Woodsboy From United States of America, joined Mar 2000, 1042 posts, RR: 2
Reply 3, posted (16 years 1 month 2 weeks 2 days 9 hours ago) and read 1471 times:
I can speak for Lufthansa's 747-200s in that if they were converted pax models they retain the passenger upper deck. They use to have 18 coach class seats with the standard issue galley and forward lavatory, retained from when these a/c were all pax. When LH put the new first class seats in their other a/c they took out the coach seats and put in the old first class seats, now there are 8 first class seats up top. the galley and rear storage area is unchanged. The 747-200Fs that were delivered as freighters have only four coach sized seats and a small galley as well as a sleeping berth with two bunks. They also have a lavatory but entire area is only about 1/3 the length of the former pax a/c. The additional section of the "hump" is open from below- if you are on the main deck and you look up you can see where the compartment ends, there is a window in the sleeping berth where you can look down onto the cargo deck. This allows at least one more pallet position of tall freight to be carried on the freighter. Their -200s (former pax) also dont have the swing up nose, only the aft cargo door. No frieght is carried forward of the upper deck access ladder in these models.

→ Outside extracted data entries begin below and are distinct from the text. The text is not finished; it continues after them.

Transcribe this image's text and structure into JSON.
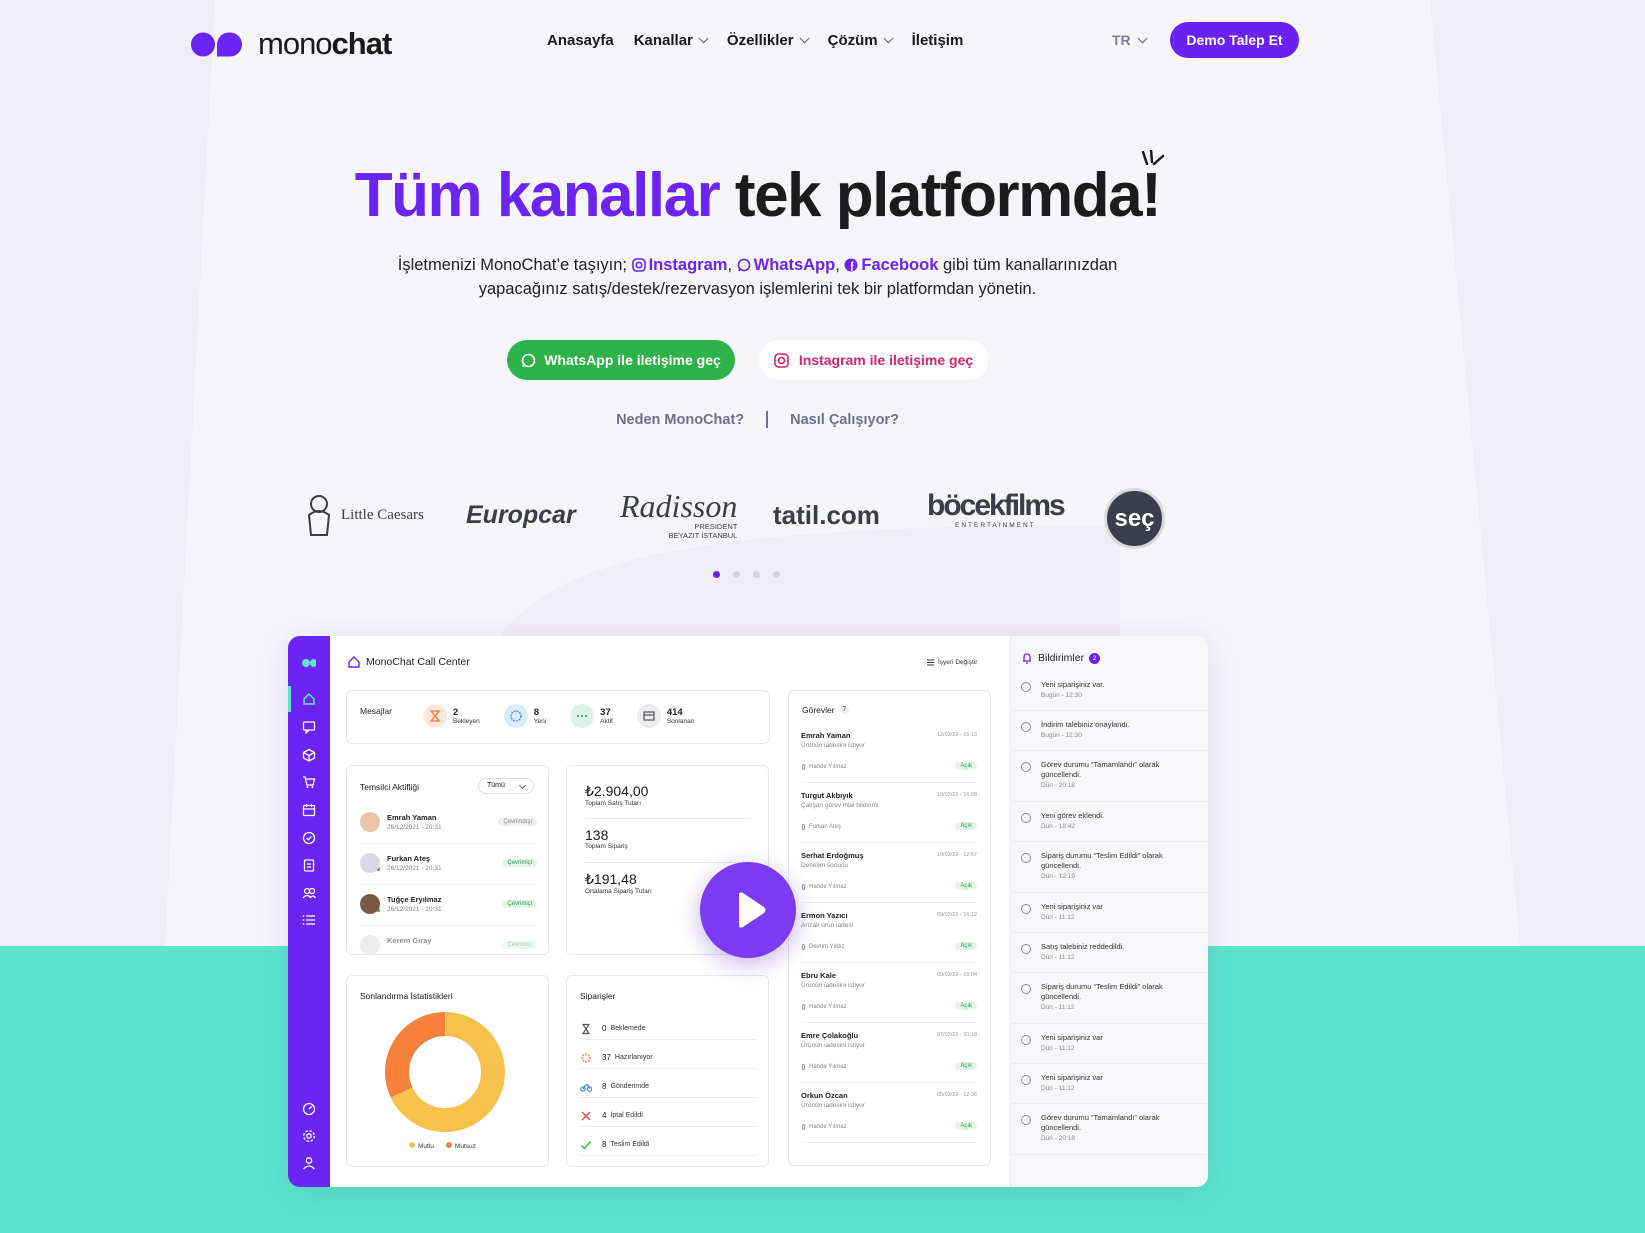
{
  "brand": {
    "logo_lite": "mono",
    "logo_bold": "chat"
  },
  "nav": {
    "items": [
      "Anasayfa",
      "Kanallar",
      "Özellikler",
      "Çözüm",
      "İletişim"
    ],
    "lang": "TR",
    "demo_label": "Demo Talep Et"
  },
  "hero": {
    "title_accent": "Tüm kanallar",
    "title_rest": " tek platformda!",
    "sub_prefix": "İşletmenizi MonoChat’e taşıyın; ",
    "channel_instagram": "Instagram",
    "channel_whatsapp": "WhatsApp",
    "channel_facebook": "Facebook",
    "sub_suffix": " gibi tüm kanallarınızdan",
    "sub_line2": "yapacağınız satış/destek/rezervasyon işlemlerini tek bir platformdan yönetin.",
    "btn_whatsapp": "WhatsApp ile iletişime geç",
    "btn_instagram": "Instagram ile iletişime geç",
    "link_why": "Neden MonoChat?",
    "link_how": "Nasıl Çalışıyor?"
  },
  "brands": [
    "Little Caesars",
    "Europcar",
    "Radisson",
    "PRESIDENT",
    "BEYAZIT İSTANBUL",
    "tatil.com",
    "böcekfilms",
    "ENTERTAINMENT",
    "seç"
  ],
  "carousel": {
    "count": 4,
    "active": 0
  },
  "dashboard": {
    "title": "MonoChat Call Center",
    "switch": "İşyeri Değiştir",
    "messages": {
      "label": "Mesajlar",
      "stats": [
        {
          "n": "2",
          "l": "Bekleyen"
        },
        {
          "n": "8",
          "l": "Yeni"
        },
        {
          "n": "37",
          "l": "Aktif"
        },
        {
          "n": "414",
          "l": "Sonlanan"
        }
      ]
    },
    "reps": {
      "label": "Temsilci Aktifliği",
      "filter": "Tümü",
      "rows": [
        {
          "name": "Emrah Yaman",
          "date": "26/12/2021 - 20:31",
          "status": "Çevrimdışı"
        },
        {
          "name": "Furkan Ateş",
          "date": "26/12/2021 - 20:31",
          "status": "Çevrimiçi"
        },
        {
          "name": "Tuğçe Eryılmaz",
          "date": "26/12/2021 - 20:31",
          "status": "Çevrimiçi"
        },
        {
          "name": "Kerem Giray",
          "date": "",
          "status": "Çevrimiçi"
        }
      ]
    },
    "sales": {
      "total": "₺2.904,00",
      "total_l": "Toplam Satış Tutarı",
      "orders": "138",
      "orders_l": "Toplam Sipariş",
      "avg": "₺191,48",
      "avg_l": "Ortalama Sipariş Tutarı"
    },
    "stats": {
      "label": "Sonlandırma İstatistikleri",
      "legend": [
        "Mutlu",
        "Mutsuz"
      ],
      "happy_share": 0.68,
      "colors": [
        "#f9c24d",
        "#f7803a"
      ]
    },
    "orders": {
      "label": "Siparişler",
      "rows": [
        {
          "n": "0",
          "l": "Beklemede"
        },
        {
          "n": "37",
          "l": "Hazırlanıyor"
        },
        {
          "n": "8",
          "l": "Gönderimde"
        },
        {
          "n": "4",
          "l": "İptal Edildi"
        },
        {
          "n": "8",
          "l": "Teslim Edildi"
        }
      ]
    },
    "tasks": {
      "label": "Görevler",
      "count": "7",
      "rows": [
        {
          "name": "Emrah Yaman",
          "date": "12/03/22 - 16:13",
          "desc": "Ürünün iadesini istiyor",
          "who": "Hande Yılmaz",
          "status": "Açık"
        },
        {
          "name": "Turgut Akbıyık",
          "date": "10/03/22 - 16:08",
          "desc": "Çalışan görev ihlal bildirimi",
          "who": "Furkan Ateş",
          "status": "Açık"
        },
        {
          "name": "Serhat Erdoğmuş",
          "date": "10/03/22 - 12:57",
          "desc": "Denetim sonucu",
          "who": "Hande Yılmaz",
          "status": "Açık"
        },
        {
          "name": "Ermon Yazıcı",
          "date": "09/03/22 - 16:12",
          "desc": "Arızalı ürün iadesi",
          "who": "Devrim Yıldız",
          "status": "Açık"
        },
        {
          "name": "Ebru Kale",
          "date": "09/03/22 - 16:04",
          "desc": "Ürünün iadesini istiyor",
          "who": "Hande Yılmaz",
          "status": "Açık"
        },
        {
          "name": "Emre Çolakoğlu",
          "date": "07/03/22 - 20:18",
          "desc": "Ürünün iadesini istiyor",
          "who": "Hande Yılmaz",
          "status": "Açık"
        },
        {
          "name": "Orkun Özcan",
          "date": "05/03/22 - 12:36",
          "desc": "Ürünün iadesini istiyor",
          "who": "Hande Yılmaz",
          "status": "Açık"
        }
      ]
    },
    "notifications": {
      "label": "Bildirimler",
      "count": "2",
      "rows": [
        {
          "t": "Yeni siparişiniz var.",
          "d": "Bugün - 12:30"
        },
        {
          "t": "İndirim talebiniz onaylandı.",
          "d": "Bugün - 12:30"
        },
        {
          "t": "Görev durumu “Tamamlandı” olarak güncellendi.",
          "d": "Dün - 20:18"
        },
        {
          "t": "Yeni görev eklendi.",
          "d": "Dün - 18:42"
        },
        {
          "t": "Sipariş durumu “Teslim Edildi” olarak güncellendi.",
          "d": "Dün - 12:19"
        },
        {
          "t": "Yeni siparişiniz var",
          "d": "Dün - 11:12"
        },
        {
          "t": "Satış talebiniz reddedildi.",
          "d": "Dün - 11:12"
        },
        {
          "t": "Sipariş durumu “Teslim Edildi” olarak güncellendi.",
          "d": "Dün - 11:12"
        },
        {
          "t": "Yeni siparişiniz var",
          "d": "Dün - 11:12"
        },
        {
          "t": "Yeni siparişiniz var",
          "d": "Dün - 11:12"
        },
        {
          "t": "Görev durumu “Tamamlandı” olarak güncellendi.",
          "d": "Dün - 20:18"
        }
      ]
    }
  },
  "colors": {
    "accent": "#6b24f1",
    "whatsapp": "#2eb34b",
    "teal": "#5be5cc"
  }
}
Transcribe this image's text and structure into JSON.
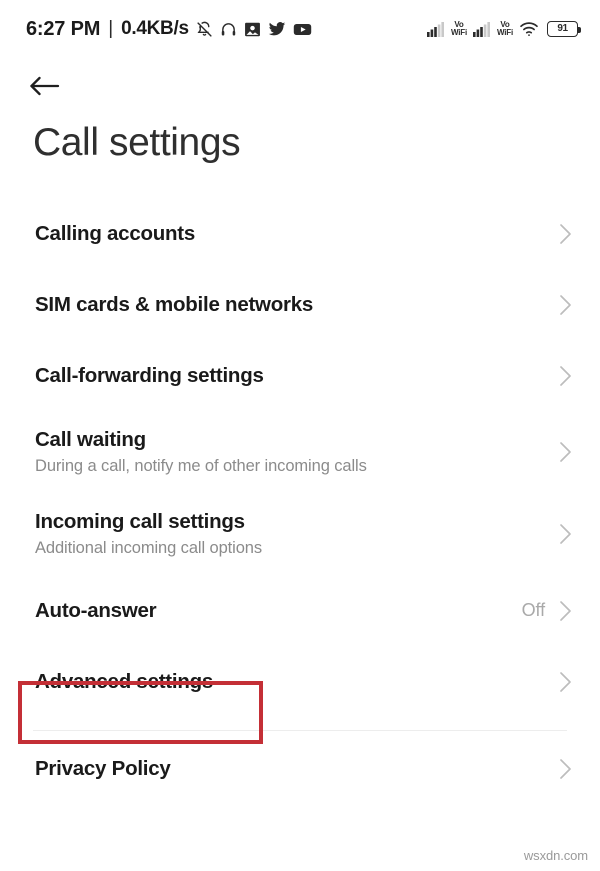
{
  "status_bar": {
    "clock": "6:27 PM",
    "separator": "|",
    "network_speed": "0.4KB/s",
    "left_icons": [
      "notifications-off-icon",
      "headphones-icon",
      "photos-app-icon",
      "twitter-icon",
      "youtube-icon"
    ],
    "sim1_label": "Vo\nWiFi",
    "sim1_line1": "Vo",
    "sim1_line2": "WiFi",
    "sim2_line1": "Vo",
    "sim2_line2": "WiFi",
    "battery_level": "91",
    "right_icons": [
      "signal-icon",
      "vowifi-label",
      "signal-icon",
      "vowifi-label",
      "wifi-icon",
      "battery-icon"
    ]
  },
  "header": {
    "back_icon": "arrow-left-icon",
    "title": "Call settings"
  },
  "list": {
    "items": [
      {
        "title": "Calling accounts",
        "subtitle": "",
        "value": "",
        "chevron": "chevron-right-icon"
      },
      {
        "title": "SIM cards & mobile networks",
        "subtitle": "",
        "value": "",
        "chevron": "chevron-right-icon"
      },
      {
        "title": "Call-forwarding settings",
        "subtitle": "",
        "value": "",
        "chevron": "chevron-right-icon"
      },
      {
        "title": "Call waiting",
        "subtitle": "During a call, notify me of other incoming calls",
        "value": "",
        "chevron": "chevron-right-icon"
      },
      {
        "title": "Incoming call settings",
        "subtitle": "Additional incoming call options",
        "value": "",
        "chevron": "chevron-right-icon"
      },
      {
        "title": "Auto-answer",
        "subtitle": "",
        "value": "Off",
        "chevron": "chevron-right-icon"
      },
      {
        "title": "Advanced settings",
        "subtitle": "",
        "value": "",
        "chevron": "chevron-right-icon"
      }
    ],
    "footer_items": [
      {
        "title": "Privacy Policy",
        "subtitle": "",
        "value": "",
        "chevron": "chevron-right-icon"
      }
    ]
  },
  "annotation": {
    "target": "Advanced settings",
    "color": "#c42f36"
  },
  "watermark": {
    "text": "wsxdn.com"
  },
  "colors": {
    "background": "#ffffff",
    "title": "#2f2f2f",
    "row_title": "#1a1a1a",
    "row_subtitle": "#8b8b8b",
    "row_value": "#a9a9a9",
    "chevron": "#bdbdbd",
    "divider": "#ededed",
    "annotation_red": "#c42f36"
  }
}
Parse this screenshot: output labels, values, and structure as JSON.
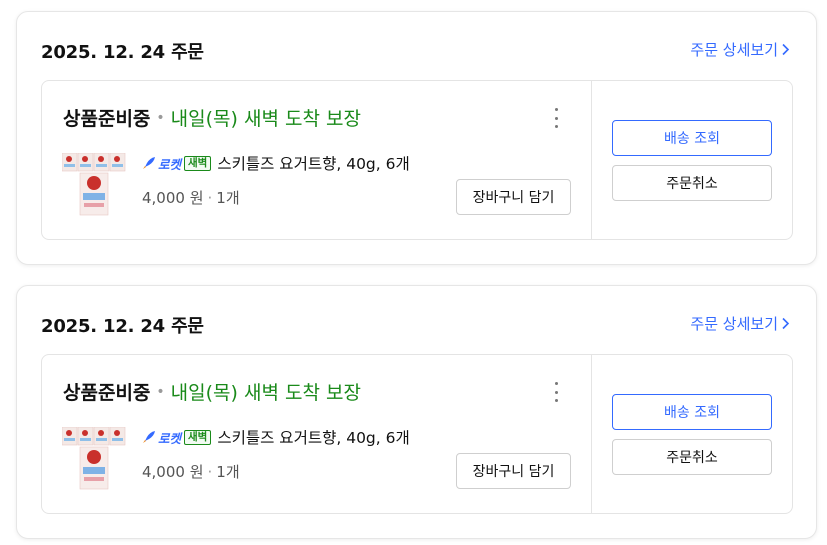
{
  "orders": [
    {
      "date_label": "2025. 12. 24 주문",
      "detail_link": "주문 상세보기",
      "status": "상품준비중",
      "arrival": "내일(목) 새벽 도착 보장",
      "rocket_label": "로켓",
      "dawn_label": "새벽",
      "product_name": "스키틀즈 요거트향, 40g, 6개",
      "price": "4,000 원",
      "quantity": "1개",
      "cart_button": "장바구니 담기",
      "ship_button": "배송 조회",
      "cancel_button": "주문취소"
    },
    {
      "date_label": "2025. 12. 24 주문",
      "detail_link": "주문 상세보기",
      "status": "상품준비중",
      "arrival": "내일(목) 새벽 도착 보장",
      "rocket_label": "로켓",
      "dawn_label": "새벽",
      "product_name": "스키틀즈 요거트향, 40g, 6개",
      "price": "4,000 원",
      "quantity": "1개",
      "cart_button": "장바구니 담기",
      "ship_button": "배송 조회",
      "cancel_button": "주문취소"
    }
  ],
  "icons": {
    "chevron": "chevron-right-icon",
    "menu": "more-vertical-icon",
    "rocket": "rocket-icon",
    "thumbnail": "product-thumbnail"
  },
  "colors": {
    "link": "#346aff",
    "arrival": "#1a8a1a",
    "border": "#e4e4e4"
  }
}
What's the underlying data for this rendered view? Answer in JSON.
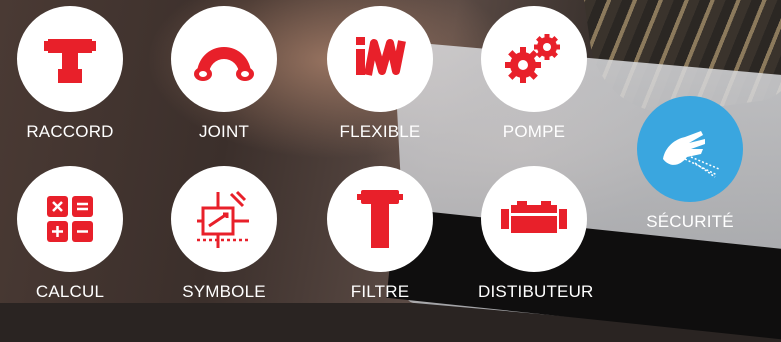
{
  "tiles": [
    {
      "label": "RACCORD",
      "icon": "fitting-icon"
    },
    {
      "label": "JOINT",
      "icon": "seal-icon"
    },
    {
      "label": "FLEXIBLE",
      "icon": "hose-icon"
    },
    {
      "label": "POMPE",
      "icon": "gears-icon"
    },
    {
      "label": "SÉCURITÉ",
      "icon": "safety-hand-icon"
    },
    {
      "label": "CALCUL",
      "icon": "calculator-icon"
    },
    {
      "label": "SYMBOLE",
      "icon": "symbol-icon"
    },
    {
      "label": "FILTRE",
      "icon": "filter-icon"
    },
    {
      "label": "DISTIBUTEUR",
      "icon": "distributor-icon"
    }
  ],
  "colors": {
    "accent": "#e8202a",
    "safety": "#3aa6df",
    "circle": "#ffffff"
  }
}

Cargolux's 747-400s have the short hump like on the -200 and only 3 first class sleeper seats, a sleeping berth and no windows!
Yaki1 From , joined Dec 1969, posts, RR:
Reply 4, posted (16 years 1 month 2 weeks 2 days 4 hours ago) and read 1455 times:
747-400 freighter, with a standard Boeing upper deck, just aft of the cockpit has a galley on the left, a lav (old blue water style) on the right. Only a curtain and bulkhead seperate the cockpit from the aft cabin. Aft of the galley is the main deck acces door and ladder, a L shaped seating area (room for 2 seat assemblies on the right, 1 on the left) and a crew rest bunk area (with 2 bunks) behind the aft bulkhead. Seating on the upper deck is usually two or three first class seats depending on the operators preference, but the supernumerary seating is limited to the number of escape harnesses on the aircraft (8 in the cabin, 4 in the cockpit). There is also an escape slide at the upper deck service door just like the 100/200 pax models. There is one window on each side of the fuselage in the bunk area, two each side in the seating area. Interesting point of the upper deck is that it creates more drag than the stretched upper deck, but due to the extra weight and reduced ceiling height on the main deck, Boeing kept the 200 41/42 section. Many operators also store maintenance/IPC manuals and other equipment on the upper deck. The entire cargo compartment is covered with either hard or soft liners and cannot be seen from the upper deck.